These days it seems like America is divided about everything. The return to work is no different. Cultural and political divisions are shaping the work trends that are defining the workplace during the coronavirus pandemic. Some of the hottest office markets have been stalled out by more cautious employee demographics. Others saw employees start to come back even before the end of the first wave of the pandemic. It is becoming abundantly clear that the geography of the return to work is impacting different office markets differently.
Occupancy data is the best metric to understand the current state of the office sector. Leasing numbers and vacancies are instructive but are largely based on long-term decision-making that doesn’t reflect current conditions. Counting how many people are actually showing up to work in the space their employer is paying for paints a real-time picture of office usage frequency that will guide future real estate decisions. Kastle Systems tracks swipes of its access control systems, compiling weekly occupancy counts tracking 2,600 buildings in 138 cities.
What the company’s back-to-work barometer shows is that, after ticking up slowly through most of 2021, occupancy numbers plummeted as we entered 2022. The spread of omicron has set many offices back to square one. Kastle’s 10-city average office occupancy was just over 30 percent this week. Looking into each city’s individual numbers begins to paint regional pictures. In Texas, office occupancy is noticeably higher. Houston, Dallas, and Austin are more than 10 percent higher than the national office occupancy averages. On the flip side, coastal cities like New York and San Francisco are more than 10 points below averages.
The return to work map looks like the inverse of vaccination maps, which themselves look like election maps. Like so many things in American life, the return to work is taking on distinct colors of red and blue. Employers in red states had forged ahead with return to work strategies while those in blue states have tapped the brakes repeatedly. Studies have shown states that voted for Biden are mostly more than 60 percent vaccinated while states that voted for Trump have lagged behind national vaccination averages. It’s hardly surprising then that the office has been embroiled in the same culture wars playing out in every state. The value of billions worth of commercial real estate is only a couple of steps removed from political divisions. Just like most political discussions, conversations around the return to work are sparking tensions.

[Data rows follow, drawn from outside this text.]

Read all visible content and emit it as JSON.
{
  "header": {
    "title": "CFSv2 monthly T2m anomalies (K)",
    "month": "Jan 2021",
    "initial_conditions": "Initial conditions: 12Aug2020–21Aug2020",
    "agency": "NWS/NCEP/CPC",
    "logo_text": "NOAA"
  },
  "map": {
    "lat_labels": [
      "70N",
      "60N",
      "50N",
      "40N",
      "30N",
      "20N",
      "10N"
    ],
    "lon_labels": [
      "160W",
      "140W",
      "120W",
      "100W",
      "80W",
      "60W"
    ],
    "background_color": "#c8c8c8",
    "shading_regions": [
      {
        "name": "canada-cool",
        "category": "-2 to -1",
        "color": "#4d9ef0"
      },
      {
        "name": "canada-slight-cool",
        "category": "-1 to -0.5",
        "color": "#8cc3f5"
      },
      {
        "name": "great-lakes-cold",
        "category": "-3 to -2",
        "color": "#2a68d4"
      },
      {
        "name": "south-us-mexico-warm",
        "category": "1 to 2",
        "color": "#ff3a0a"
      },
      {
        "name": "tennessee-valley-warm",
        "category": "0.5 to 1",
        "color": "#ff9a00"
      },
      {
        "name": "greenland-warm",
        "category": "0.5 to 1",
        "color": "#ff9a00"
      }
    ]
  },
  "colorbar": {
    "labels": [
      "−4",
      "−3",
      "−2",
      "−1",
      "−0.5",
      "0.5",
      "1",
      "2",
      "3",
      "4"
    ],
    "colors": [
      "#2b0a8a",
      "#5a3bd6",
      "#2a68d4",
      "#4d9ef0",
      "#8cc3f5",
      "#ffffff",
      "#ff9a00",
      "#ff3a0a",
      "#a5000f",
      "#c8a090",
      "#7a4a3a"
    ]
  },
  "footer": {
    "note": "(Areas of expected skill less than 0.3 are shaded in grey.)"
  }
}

For many employers, the return to work is a function of the workforces’ vaccination rates. Employees exercising their right to remain unvaccinated spark tension among co-workers who get the poke. Mask policies are a huge source of debate as well. Both vaccination rates and mask policies directly impact worker comfort at the office but each issue is confounded in so much political gamesmanship that it’s becoming hard for employers to navigate. The unvaccinated cry foul at the harsh judgments of their co-workers while the vaccinated are frustrated with colleagues who simply won’t follow the rules.
Small workplace political disputes create macro trends that impact office occupancy at scale. That’s been apparent front the outset. When the pandemic first began, there was a clear political divide in how dangerous people perceived the COVID-19 to be. Since then, political polling has shown time and again the American right has been less willing to wear masks, is more hesitant to get vaccinated, and is less likely to avoid indoor gatherings. Research has also shown those on the left are more likely to overstate the severity of the virus, inflate hospitalization numbers, and believe children account for a significant portion of fatalities when that’s not the case. The mess caused by biases rolls downhill, picking up steam as it shapes macroeconomic trends that impact office usage.
If you’re an office landlord in Texas, you have to feel pretty good about your assets’ prospects. Real-time occupancy rates are far above average, workers are more willing to come to work and office absorption hasn’t taken a hit. If you’re a landlord in New York City or San Francisco, your fingers are still crossed this all blows over.
New York City is sitting on nearly 70 million square feet of vacant space after two years of rising vacancy. Leasing is 36 percent below pre-pandemic levels, according to JLL. San Francisco continues to see an increase in negative absorption driven by downsizing and rapid supply expansion. Vacancy continues to tick up. Uncertainty and apprehension define the San Francisco office sector despite publicly traded Bay Area companies earning more than 1 trillion in market cap over the last 12 months.
In Dallas and Atlanta, two of the largest office markets in traditionally red states, the office sectors are optimistic. Atlanta has fared better than most other cities, posting positive net absorption for the third consecutive quarter alongside rising rents. Dallas is posting positive net absorption as well as rents and vacancy remain steady, according to CBRE. Several factors contribute to the differences in each office market but it’s foolish to think they’re immune from the influence of politics. Cities may be blue bastions but those in red states must still abide by state policies set by Republicans. Plus it is important to remember that a lot of people that work in buildings often commute to them from outside of cities, which tend to be more conservative.
Politics doesn’t define the overall strength of any individual office market. For decades the Bay Area and New York have dominated, putting them in a vaunted position that’s been difficult to maintain during such trying times. However, politics is playing a major part in the short-term disruptions each market is dealing with. Right-leaning areas will continue to see office occupancy return faster while workers in blue states push for more remote work policies. The return to work is yet another victim of our political culture wars.